WEEKLY REVIEW 24TH JUNE
Mark Saunders DipPFS CertPFS(DM) Cert CII (MP, ER) Providing Financial Peace Of Mind
Principal Consultant | Retirement, Mortgages, Financial Planning
Brexit: the decision
The week has been very clearly split into 2 parts: the 4 days leading up to the announcement of the result of the UK’s referendum on EU membership and Friday, which is turning out to be ‘the morning after the night before’ for many investors.
In the first 4 days of the week, equity markets rallied strongly across the globe in the belief that the momentum enjoyed by the Leave campaign in recent weeks had stalled and that a Remain vote was by far the more likely outcome. Even where local events were a cause for concern, such as in India where the unexpected announcement on Monday that the central bank Governor, Raghuram Rajan, will step down when his term ends in early September caused markets to open lower, these concerns were overcome by more positive sentiment globally, helped by the efforts of the Modi administration to calm investor nerves after the surprise announcement. Dovish comments by Janet Yellen during her testimony in Washington, promising to proceed “cautiously” when it comes to raising interest rates, merely added to the ‘feel good factor’, with most economists now expecting the Fed to hold rates for the next couple of meetings.
Alongside this ‘risk-on’ rally, safe haven assets sold off, with gold falling below $1,258 per ounce. The high level of confidence that the market had in the outcome of the vote was reflected as well in sterling, which had risen to nearly $1.49 by the time markets closed in the U.S. on Thursday. In fact, the confidence so strong that, after talking to ex-colleagues, Nigel Farage, leader of the UK Independence Party and a former commodity trader, was even driven to admit that he thought that the Remain camp had edged the contest before having to “unconcede”. However, doubts emerged as soon as the first results came in, with Leave doing better than expected, and sterling fell sharply, at one point down by over 11% to the lowest level since 1985 at $1.32 (it recovered subsequently to $1.39 before falling back again to below $1.37). Equity markets fell in concert as the realisation dawned that markets (and bookies) may have got the result very wrong, giving back all of the gains made in the first 4 days of the week and moving into negative territory. The biggest faller on the week so far is Japan, with the Nikkei falling 5.6% after trading was suspended early after a daily fall of 7.9%. As we write, European equities are down even further on the day at 8.3% for a weekly loss of 3.0% but it remains to be seen where the market closes. UK equities were down by a similar amount shortly after opening but have recovered to be down by a still very significant 5.2%. However, after a very strong rally in the first part of the week, this equates to a weekly loss of just 0.5%, again better than Europe at 3.0%. Even the relative safe haven of equity markets, the U.S., is called to open 4.0% lower today, which would mean a weekly loss of 2.3% with a whole trading day to go.
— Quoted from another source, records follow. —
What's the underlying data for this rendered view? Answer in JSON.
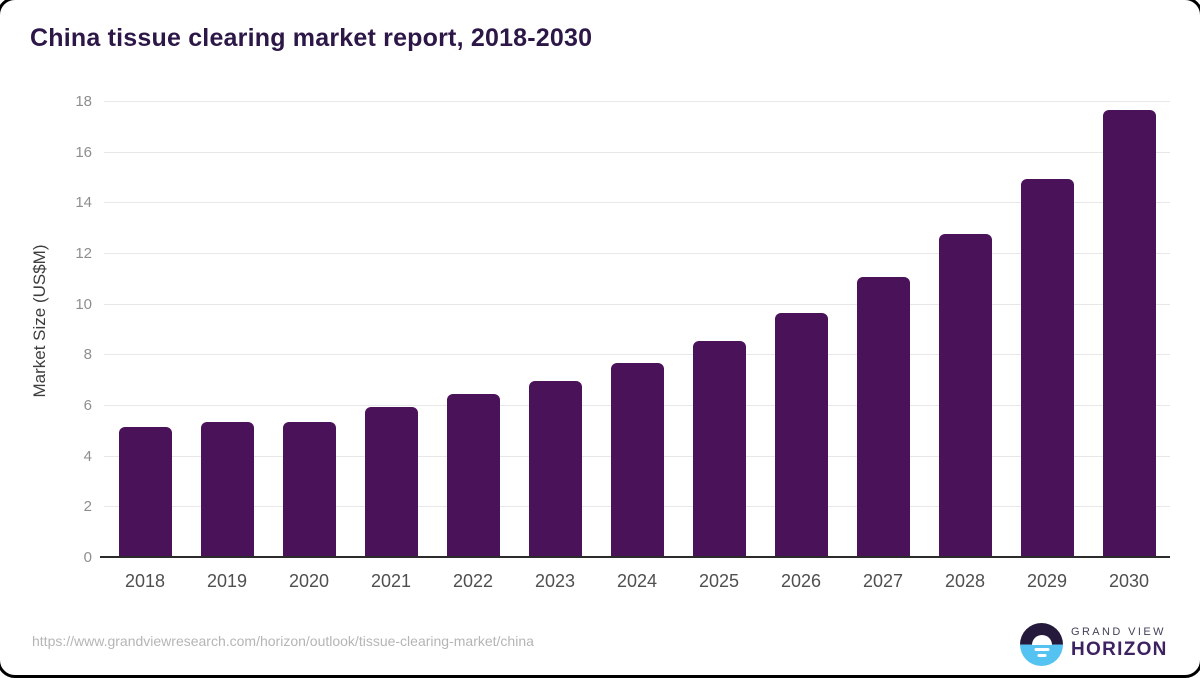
{
  "title": "China tissue clearing market report, 2018-2030",
  "source_url": "https://www.grandviewresearch.com/horizon/outlook/tissue-clearing-market/china",
  "logo": {
    "line1": "GRAND VIEW",
    "line2": "HORIZON"
  },
  "chart_data": {
    "type": "bar",
    "title": "China tissue clearing market report, 2018-2030",
    "categories": [
      "2018",
      "2019",
      "2020",
      "2021",
      "2022",
      "2023",
      "2024",
      "2025",
      "2026",
      "2027",
      "2028",
      "2029",
      "2030"
    ],
    "values": [
      5.1,
      5.3,
      5.3,
      5.9,
      6.4,
      6.9,
      7.6,
      8.5,
      9.6,
      11.0,
      12.7,
      14.9,
      17.6
    ],
    "xlabel": "",
    "ylabel": "Market Size (US$M)",
    "ylim": [
      0,
      18
    ],
    "yticks": [
      0,
      2,
      4,
      6,
      8,
      10,
      12,
      14,
      16,
      18
    ],
    "grid": "horizontal",
    "legend": "none"
  },
  "colors": {
    "bar": "#4a1259",
    "title": "#2c1747",
    "axis_title": "#3d3d3d",
    "axis_label": "#4f4f4f",
    "tick_label": "#8e8e8e",
    "gridline": "#e7e7e7",
    "axis_line": "#2b2b2b",
    "url_text": "#b5b5b5",
    "logo_dark": "#261a3c",
    "logo_blue": "#55c3f1",
    "logo_gray": "#46405c",
    "logo_text": "#3c2260"
  }
}
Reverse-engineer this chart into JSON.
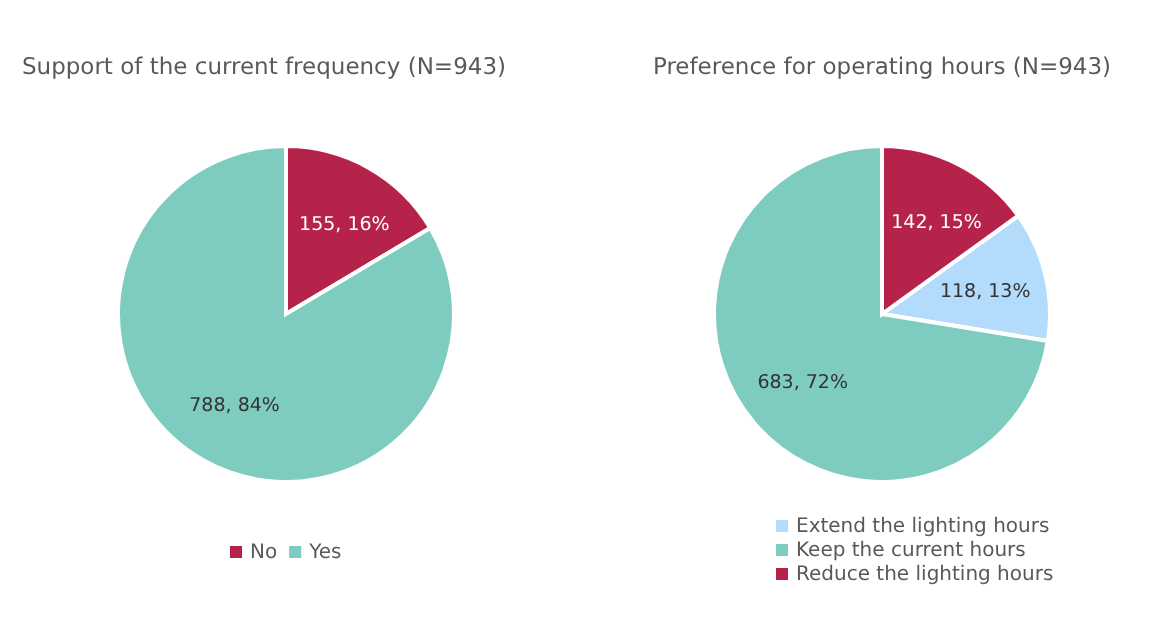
{
  "chart_data": [
    {
      "type": "pie",
      "title": "Support of the current frequency (N=943)",
      "categories": [
        "No",
        "Yes"
      ],
      "values": [
        155,
        788
      ],
      "colors": [
        "#b5234a",
        "#7dccbf"
      ],
      "value_labels": [
        "155, 16%",
        "788, 84%"
      ],
      "legend": "bottom"
    },
    {
      "type": "pie",
      "title": "Preference for operating hours (N=943)",
      "categories": [
        "Extend the lighting hours",
        "Keep the current hours",
        "Reduce the lighting hours"
      ],
      "values": [
        118,
        683,
        142
      ],
      "colors": [
        "#b3dbfb",
        "#7dccbf",
        "#b5234a"
      ],
      "value_labels": [
        "118, 13%",
        "683, 72%",
        "142, 15%"
      ],
      "legend": "bottom"
    }
  ]
}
This makes the best performer on the week the Hang Seng which, in spite of a 4.2% loss today, fell by just 0.8%, although this may simply be as a result of the market closing before the full result was known so there may be more pain to come at opening on Monday.
Unsurprisingly, safe haven assets in all forms rose as sharply, across a range of asset classes from commodities (gold) to German Bunds (fixed Interest) to the yen (currency).
Issues under discussion
As you can imagine after such a major event, some of the ramifications will not become clear for several weeks or even months and, whilst we have all probably had enough of the campaigning and discussions about the potential outcome of the referendum to last a lifetime, the actual process of negotiating exit from the EU will be far more drawn out and tortuous than anything that we have seen yet. Therefore, it may well be that some opportunities do not present them selves for some time, possibly not until markets have moved on to the next big issue (as they invariably will), so we are minded to be patient and not act rashly.
In terms of what the next big issue (or issues) may be, it seems likely that politics will play an important role in investors’ thinking in the foreseeable future. The result of the UK referendum has lead to the Prime Minister, David Cameron, announcing that he will step aside and it will be interesting to see how the ruling Conservative Party elects a new leader whilst attempting to heal the wounds caused by the rather brutal campaign. However, other European leaders have their own issues, with several European elections imminent and calls for similar polls coming already in The Netherlands and France from politicians riding high enough in their respective national polls to be taken seriously. Add to that the U.S. election due before the end of the year and investors may well have plenty of reasons to move on from Brexit to other issues sooner rather than later.
There is no doubt that our move to build a significant exposure to cash has helped to protect the portfolios from the worst of today’s events, especially where that cash was placed into US dollars, and we have discussed taking some profits by moving some of that cash exposure back into sterling. However, with a record current account deficit which will only be worsened by a weaker currency, alongside the possibility that the Bank of England may use the currency as a policy tool, dropping interest rates to stimulate growth whilst allowing it to weaken further, we believe that further falls in sterling are possible or even likely.